India’s monopoly nuclear power producer is again seeking bids for a new project, this time reissuing tenders that aim to ease concern over a liability law that has so far deterred potential developers. State-run Nuclear Power Corp. of India Ltd. has sought bids from domestic equipment manufacturers to build a 1,400 megawatt power plant at Gorakhpur in the northern state of Haryana, two tenders posted on the company’s website showed. It would be the first nuclear power project that would be subject to the Civil Liability for Nuclear Damage Act, which was passed in 2010 and exposes suppliers to claims in the event of an accident.

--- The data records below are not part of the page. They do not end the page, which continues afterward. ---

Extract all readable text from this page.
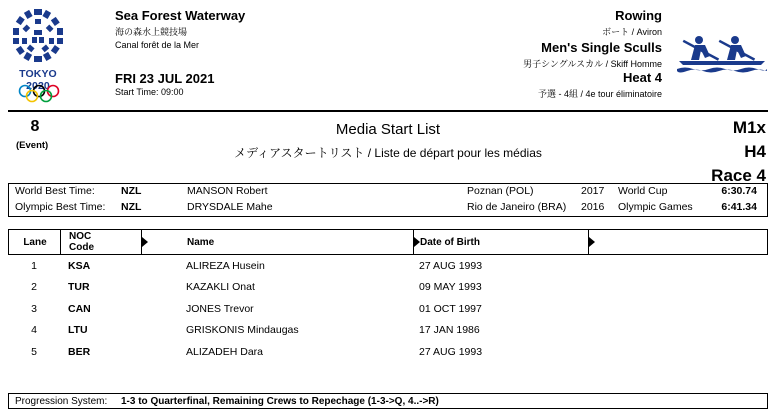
TOKYO 2020
Sea Forest Waterway
海の森水上競技場
Canal forêt de la Mer
FRI 23 JUL 2021
Start Time: 09:00
Rowing
ボート / Aviron
Men's Single Sculls
男子シングルスカル / Skiff Homme
Heat 4
予選 - 4組 / 4e tour éliminatoire
8
(Event)
Media Start List
メディアスタートリスト / Liste de départ pour les médias
M1x
H4
Race 4
World Best Time:	NZL	MANSON Robert	Poznan (POL)	2017 World Cup	6:30.74
Olympic Best Time: NZL	DRYSDALE Mahe	Rio de Janeiro (BRA) 2016 Olympic Games	6:41.34
Lane
NOC
Code	Name	Date of Birth
1	KSA	ALIREZA Husein	27 AUG 1993
2	TUR	KAZAKLI Onat	09 MAY 1993
3	CAN	JONES Trevor	01 OCT 1997
4	LTU	GRISKONIS Mindaugas	17 JAN 1986
5	BER	ALIZADEH Dara	27 AUG 1993
Progression System: 1-3 to Quarterfinal, Remaining Crews to Repechage (1-3->Q, 4..->R)
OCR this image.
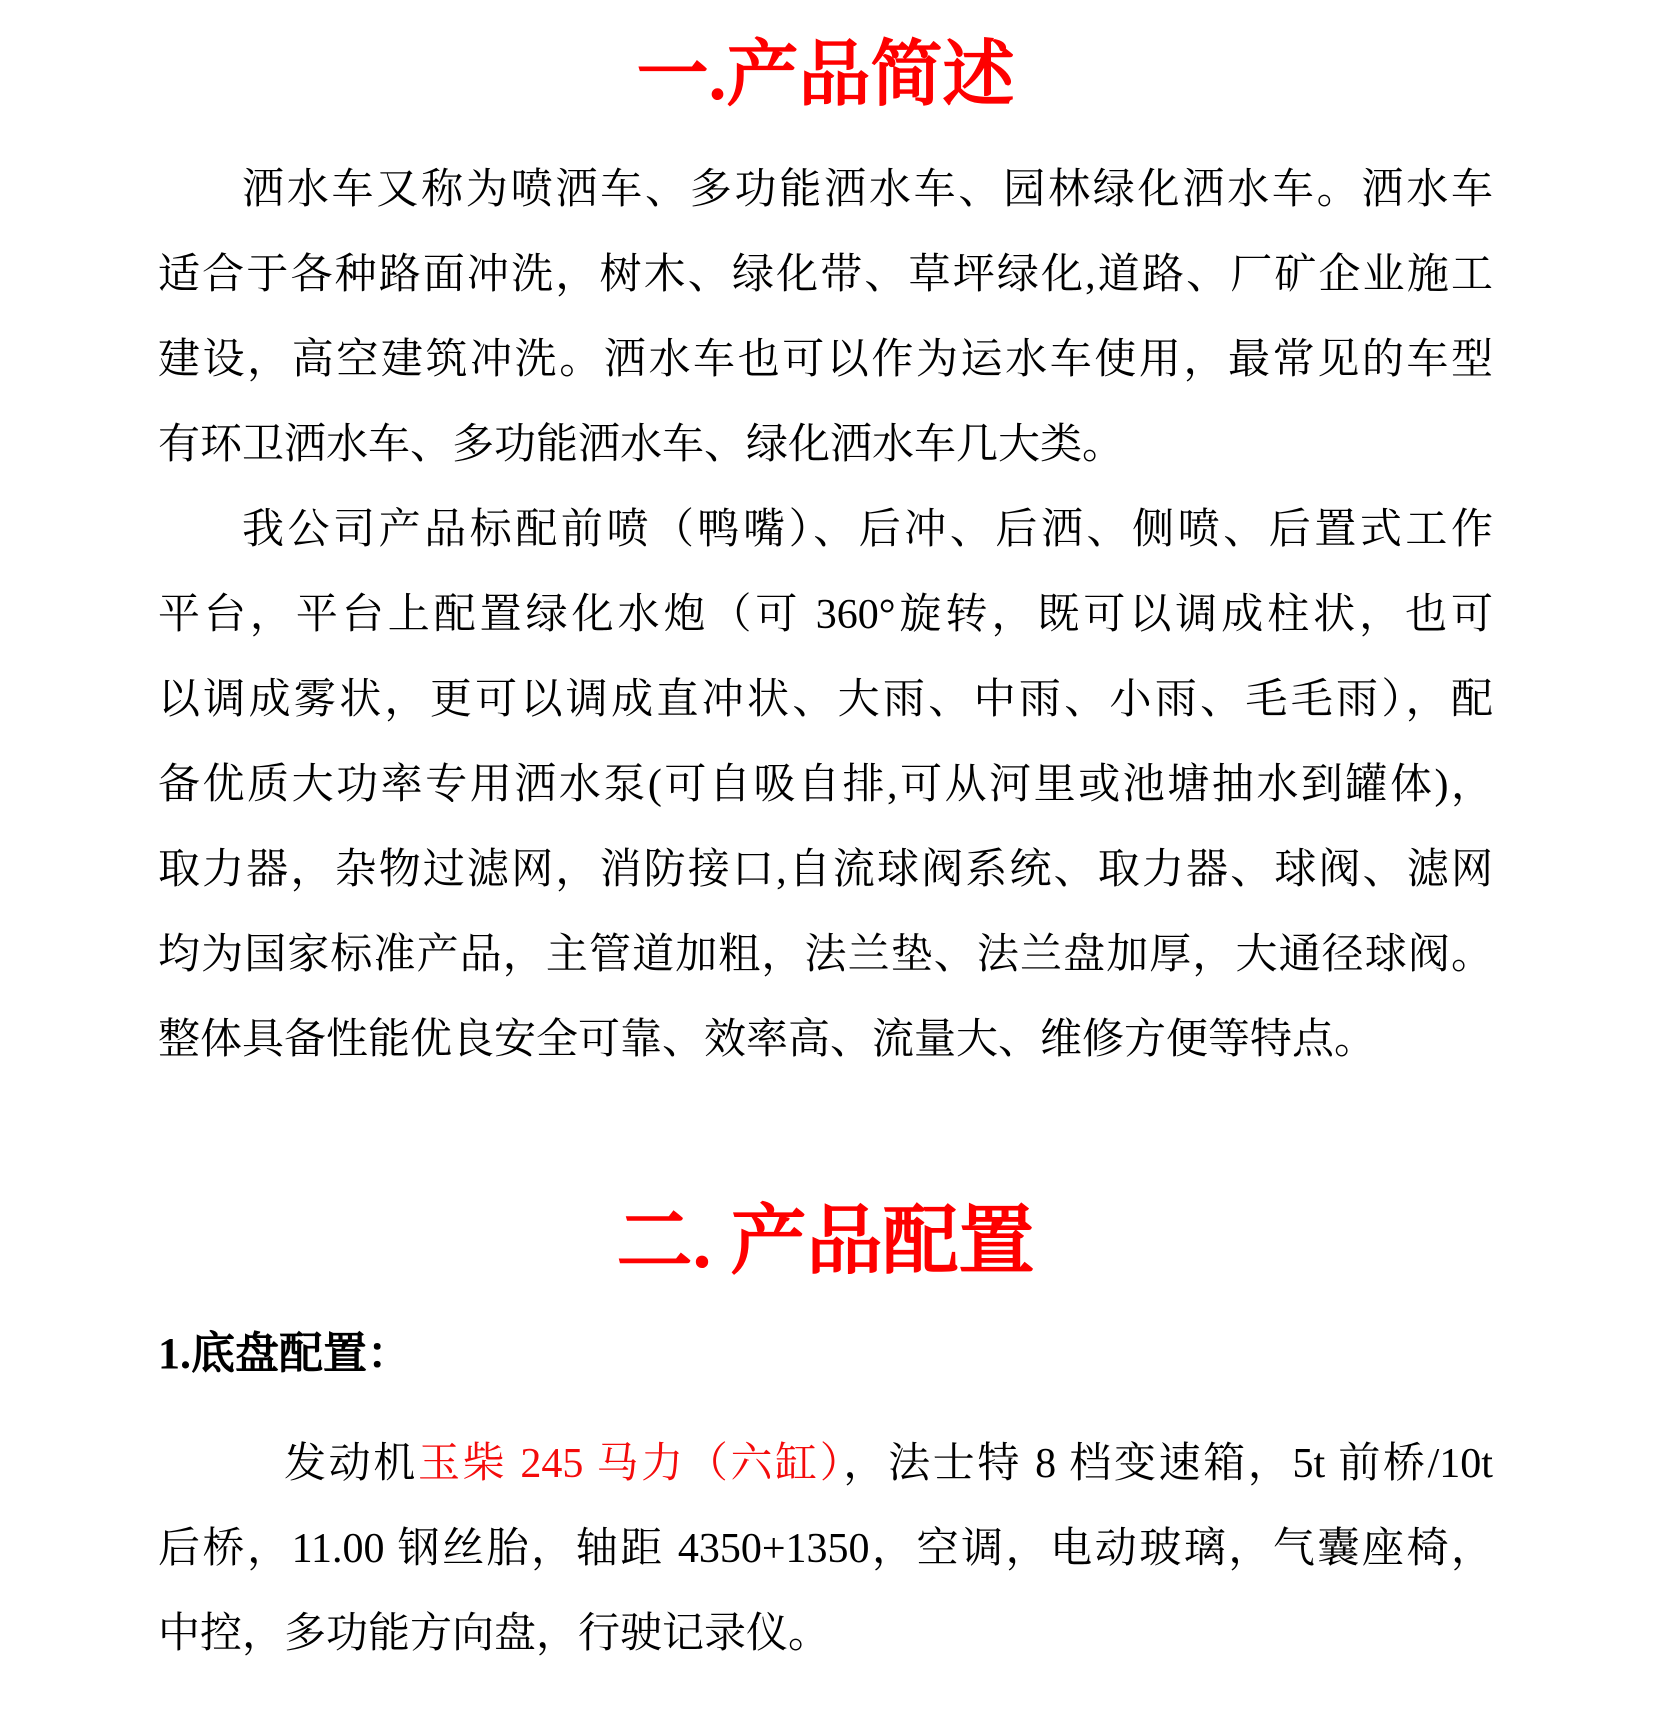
一.产品简述
洒水车又称为喷洒车、多功能洒水车、园林绿化洒水车。洒水车
适合于各种路面冲洗，树木、绿化带、草坪绿化,道路、厂矿企业施工
建设，高空建筑冲洗。洒水车也可以作为运水车使用，最常见的车型
有环卫洒水车、多功能洒水车、绿化洒水车几大类。
我公司产品标配前喷（鸭嘴）、后冲、后洒、侧喷、后置式工作
平台，平台上配置绿化水炮（可 360°旋转，既可以调成柱状，也可
以调成雾状，更可以调成直冲状、大雨、中雨、小雨、毛毛雨），配
备优质大功率专用洒水泵(可自吸自排,可从河里或池塘抽水到罐体)，
取力器，杂物过滤网，消防接口,自流球阀系统、取力器、球阀、滤网
均为国家标准产品，主管道加粗，法兰垫、法兰盘加厚，大通径球阀。
整体具备性能优良安全可靠、效率高、流量大、维修方便等特点。
二. 产品配置
1.底盘配置：
发动机玉柴 245 马力（六缸），法士特 8 档变速箱，5t 前桥/10t
后桥，11.00 钢丝胎，轴距 4350+1350，空调，电动玻璃，气囊座椅，
中控，多功能方向盘，行驶记录仪。
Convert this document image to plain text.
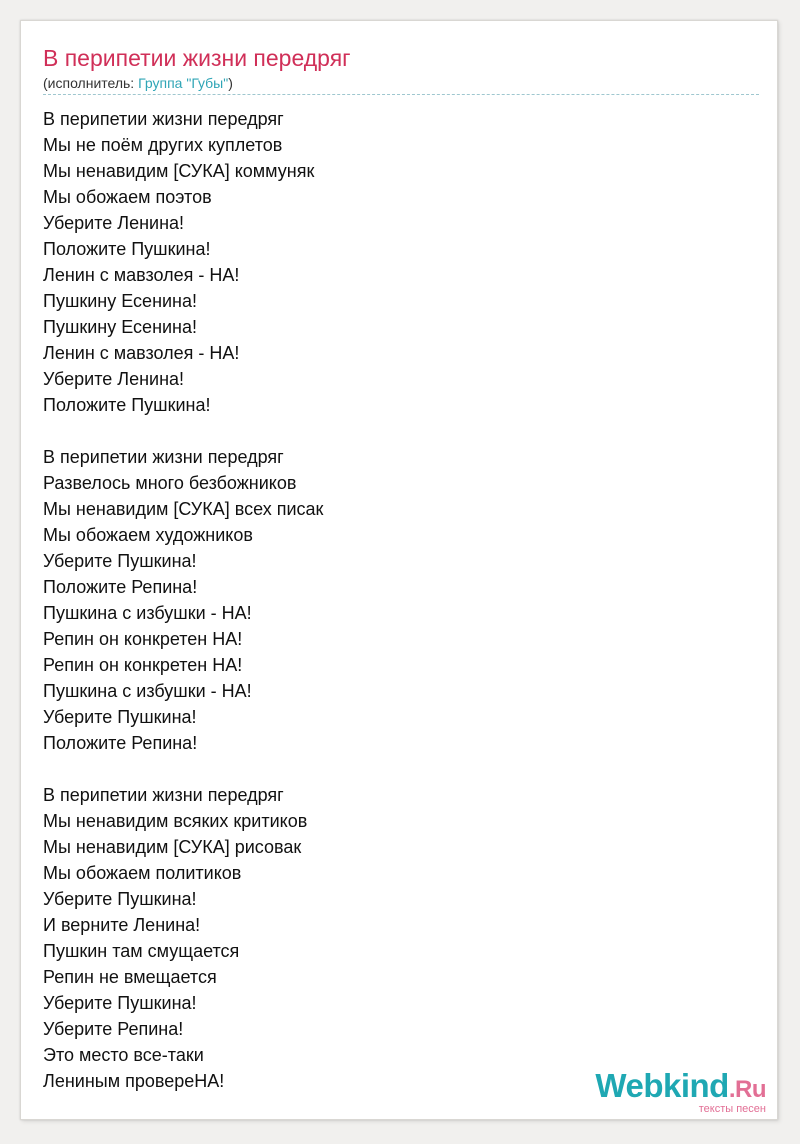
В перипетии жизни передряг
(исполнитель: Группа "Губы")
В перипетии жизни передряг
Мы не поём других куплетов
Мы ненавидим [СУКА] коммуняк
Мы обожаем поэтов
Уберите Ленина!
Положите Пушкина!
Ленин с мавзолея - НА!
Пушкину Есенина!
Пушкину Есенина!
Ленин с мавзолея - НА!
Уберите Ленина!
Положите Пушкина!
В перипетии жизни передряг
Развелось много безбожников
Мы ненавидим [СУКА] всех писак
Мы обожаем художников
Уберите Пушкина!
Положите Репина!
Пушкина с избушки - НА!
Репин он конкретен НА!
Репин он конкретен НА!
Пушкина с избушки - НА!
Уберите Пушкина!
Положите Репина!
В перипетии жизни передряг
Мы ненавидим всяких критиков
Мы ненавидим [СУКА] рисовак
Мы обожаем политиков
Уберите Пушкина!
И верните Ленина!
Пушкин там смущается
Репин не вмещается
Уберите Пушкина!
Уберите Репина!
Это место все-таки
Лениным провереНА!	Webkind.Ru
тексты песен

Hinkley Point Nuclear Power Station Plans ‘Set to Get Go-Ahead’ 

Caroline Mortimer | Independent

Energy giant EDF is poised to approve the £18bn project to build the planned nuclear power station at Hinkley Point. The French firm is expected to sign-off the first nuclear power station to be built in the UK for a generation at its board meeting in Paris on Thursday. Union leaders will welcome the much-delayed decision, saying workers were “raring to go”—with 25,000 jobs set to be created.

Russian Nuclear Agency Builds Industrial Metal 3D Printers 

Nick Hall | 3D Printing Industry

Russia’s state-owned nuclear energy corporation, Rosatom, has committed to additive manufacturing and the first Russian-made, industrial 3D metal printer will go on sale in 2018. The agency has worked behind the scenes for more than two years and now and revealed the first Russian-made metal 3D printer at the Innoprom industrial trade fair earlier this month in Yekaterinburg.

Pokémon Go Players Urged not to Venture Into Fukushima Disaster Zone 

Samuel Gibbs | Guardian

Japan is asking for the Fukushima nuclear exclusion zone to be classified as a no-go area for Pokémon after the discovery of at least one of the game’s characters on a power station’s site. Tokyo Electric Power Company Holdings (Tepco) has requested that Pokémon Godeveloper Niantic and the Pokémon Company prevent Pokémon appearing in and around areas affected by the nuclear reactor meltdown in Fukushima to help prevent encouraging players to enter dangerous areas.